Intimacy – A buddhist view

Intimacy – A buddhist view

In ancient Buddhist philosophy, as taught by luminaries like Eihei Dogen and interpreted by many others, intimacy transcends the usual. Imagine it as synonymous with wisdom itself. Picture being so connected with the moment that your individuality fades, giving way to a deeper state where you’re at one with everything around you.

A buddhist way of expressing it to realize the three fold transparency or three valences of intimacy: becoming intimate with your own heart and mind; being intimate or not separate from things as they are; being transparent to the world – allowing undefended intimacy as the world meets us.

This intimacy isn’t about acquiring new knowledge; it’s about peeling back the layers to reveal a deep connection that’s already pulsating within us.

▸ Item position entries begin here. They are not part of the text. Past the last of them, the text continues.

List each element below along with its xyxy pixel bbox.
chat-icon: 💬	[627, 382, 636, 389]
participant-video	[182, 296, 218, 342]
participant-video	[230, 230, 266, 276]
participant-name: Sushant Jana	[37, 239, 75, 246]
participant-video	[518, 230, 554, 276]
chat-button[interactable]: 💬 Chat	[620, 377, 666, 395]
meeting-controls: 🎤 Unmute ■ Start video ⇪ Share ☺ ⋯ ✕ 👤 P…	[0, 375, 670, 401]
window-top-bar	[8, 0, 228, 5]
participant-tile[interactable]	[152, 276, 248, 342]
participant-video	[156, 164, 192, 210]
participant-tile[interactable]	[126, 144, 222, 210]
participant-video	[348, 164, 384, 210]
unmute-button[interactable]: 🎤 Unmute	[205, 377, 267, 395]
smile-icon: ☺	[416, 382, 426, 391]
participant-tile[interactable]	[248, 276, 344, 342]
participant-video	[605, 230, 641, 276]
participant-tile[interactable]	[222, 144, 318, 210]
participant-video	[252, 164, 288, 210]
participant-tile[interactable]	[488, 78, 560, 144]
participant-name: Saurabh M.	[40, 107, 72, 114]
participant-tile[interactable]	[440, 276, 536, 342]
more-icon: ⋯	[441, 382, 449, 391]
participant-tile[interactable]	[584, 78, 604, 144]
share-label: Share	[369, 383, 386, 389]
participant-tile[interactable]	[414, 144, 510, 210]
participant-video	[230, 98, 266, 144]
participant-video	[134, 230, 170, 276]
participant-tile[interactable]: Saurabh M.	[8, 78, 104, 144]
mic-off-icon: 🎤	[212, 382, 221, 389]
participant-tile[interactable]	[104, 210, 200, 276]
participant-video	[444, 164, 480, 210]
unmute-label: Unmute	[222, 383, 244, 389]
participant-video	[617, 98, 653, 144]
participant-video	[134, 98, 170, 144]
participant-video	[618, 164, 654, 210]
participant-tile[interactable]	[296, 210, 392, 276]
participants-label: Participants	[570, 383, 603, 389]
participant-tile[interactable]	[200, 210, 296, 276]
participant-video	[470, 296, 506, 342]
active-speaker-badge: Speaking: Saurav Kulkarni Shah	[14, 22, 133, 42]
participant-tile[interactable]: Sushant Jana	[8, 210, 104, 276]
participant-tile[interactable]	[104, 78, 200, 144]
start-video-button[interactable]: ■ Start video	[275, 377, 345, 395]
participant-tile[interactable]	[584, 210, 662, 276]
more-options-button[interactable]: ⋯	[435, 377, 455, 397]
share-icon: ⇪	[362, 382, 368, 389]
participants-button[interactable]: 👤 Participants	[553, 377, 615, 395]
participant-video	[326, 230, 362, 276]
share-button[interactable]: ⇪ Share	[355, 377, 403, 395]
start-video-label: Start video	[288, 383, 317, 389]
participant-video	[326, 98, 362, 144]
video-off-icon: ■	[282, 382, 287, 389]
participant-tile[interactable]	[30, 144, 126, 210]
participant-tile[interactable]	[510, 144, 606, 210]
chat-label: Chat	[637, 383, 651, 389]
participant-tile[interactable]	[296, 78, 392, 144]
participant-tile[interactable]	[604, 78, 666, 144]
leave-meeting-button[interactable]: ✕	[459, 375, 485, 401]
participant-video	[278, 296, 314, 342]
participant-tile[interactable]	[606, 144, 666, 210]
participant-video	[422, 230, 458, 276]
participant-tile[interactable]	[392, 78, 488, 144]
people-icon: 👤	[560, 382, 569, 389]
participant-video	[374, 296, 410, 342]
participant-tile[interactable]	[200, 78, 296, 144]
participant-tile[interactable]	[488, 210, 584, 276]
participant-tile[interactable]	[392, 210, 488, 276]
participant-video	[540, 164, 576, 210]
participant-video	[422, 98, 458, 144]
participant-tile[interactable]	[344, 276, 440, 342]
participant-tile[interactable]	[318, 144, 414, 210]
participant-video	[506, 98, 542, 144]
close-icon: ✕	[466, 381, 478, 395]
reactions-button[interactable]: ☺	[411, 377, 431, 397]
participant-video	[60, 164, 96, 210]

Think of it as getting finer in tuning into our own depths, touching the core of our being, and extending that touch to the world—in every brush of wind or beam of sunlight that meets our skin.

Dogen once said  “When you know yourself, you know intimate action. Thus, Buddha ancestors can thoroughly actualize this intimate heart and intimate language. “Intimate” means close and inseparable. There is no gap. Intimacy embraces Buddha ancestors. It embraces you. It embraces the self. It embraces action. It embraces generations. It embraces merit. It embraces intimacy.”

That understanding yourself is the beginning of cultivating an intimate action. This intimacy isn’t confined to close relationships; it’s the essence of life itself. It moves through us and connects us across generations and spaces in ways that are both mysterious and beautiful.

bottom view of blurred interracial women waving hands at camera in retreat center

Intimacy, in the Buddhist view, involves the recognition that we are braided with the very streams of life that support us; we are braided with each other; braided with the context of our lived experience; braided with our values and vows. And, as such, the Buddhist practice is both radically embodied and as well de-centered.

Then there’s the misunderstood concept of tantra in Buddhism—it’s not just about physical closeness but a sacred merger of the spiritual and the mundane elements of life. It invites us to see and experience the divine in everything.

Yeshe Tsogyal, a queen who rose to spiritual prominence, embodies this beautifully. She crossed from worldly royalty into the spiritual realms, merging the ordinary and the sacred in her quest for deeper truths, demonstrating a powerful form of intimacy that extends beyond human relationships to include the entire existence.

In tantra, intimacy is seen as this vast interconnectedness, urging us to recognize the sacred in our everyday routines, challenging us to mix the spiritual with the mundane in an endless, intimate dialogue.

From queen to sage, her transformation highlights how true intimacy in the tantric view is about embracing the entirety of life’s experiences, spotting the profound and sacred in each moment and every encounter.

The real essence of intimacy, viewed through the Buddhist lens is more than closeness; it’s about a boundless openness to the connectivity of all life, where no barriers exist, and sacred and mundane distinctions dissolve.

So what if we begin to perceive intimacy as a profound engagement with life itself?  Awakening to the divine threaded through our daily lives.

This essence of tantric intimacy is about realizing that we are woven intimately into the fabric of everything that exists. Embracing this, we embrace the universe in its entirety.

And in this intimate connectedness, each second, each breath, each face has the potential to be be a precious portal to the infinite.

A Buddhist scholar made the point that awakening in Zen is irreducibly social—it can never be merely “mine” or “yours,” but is only realized as “ours.”

Intimacy, being one with all things, is is the essence of  awakening. Not separate from anything or any being, not separate from this moment. Also not clinging to this moment!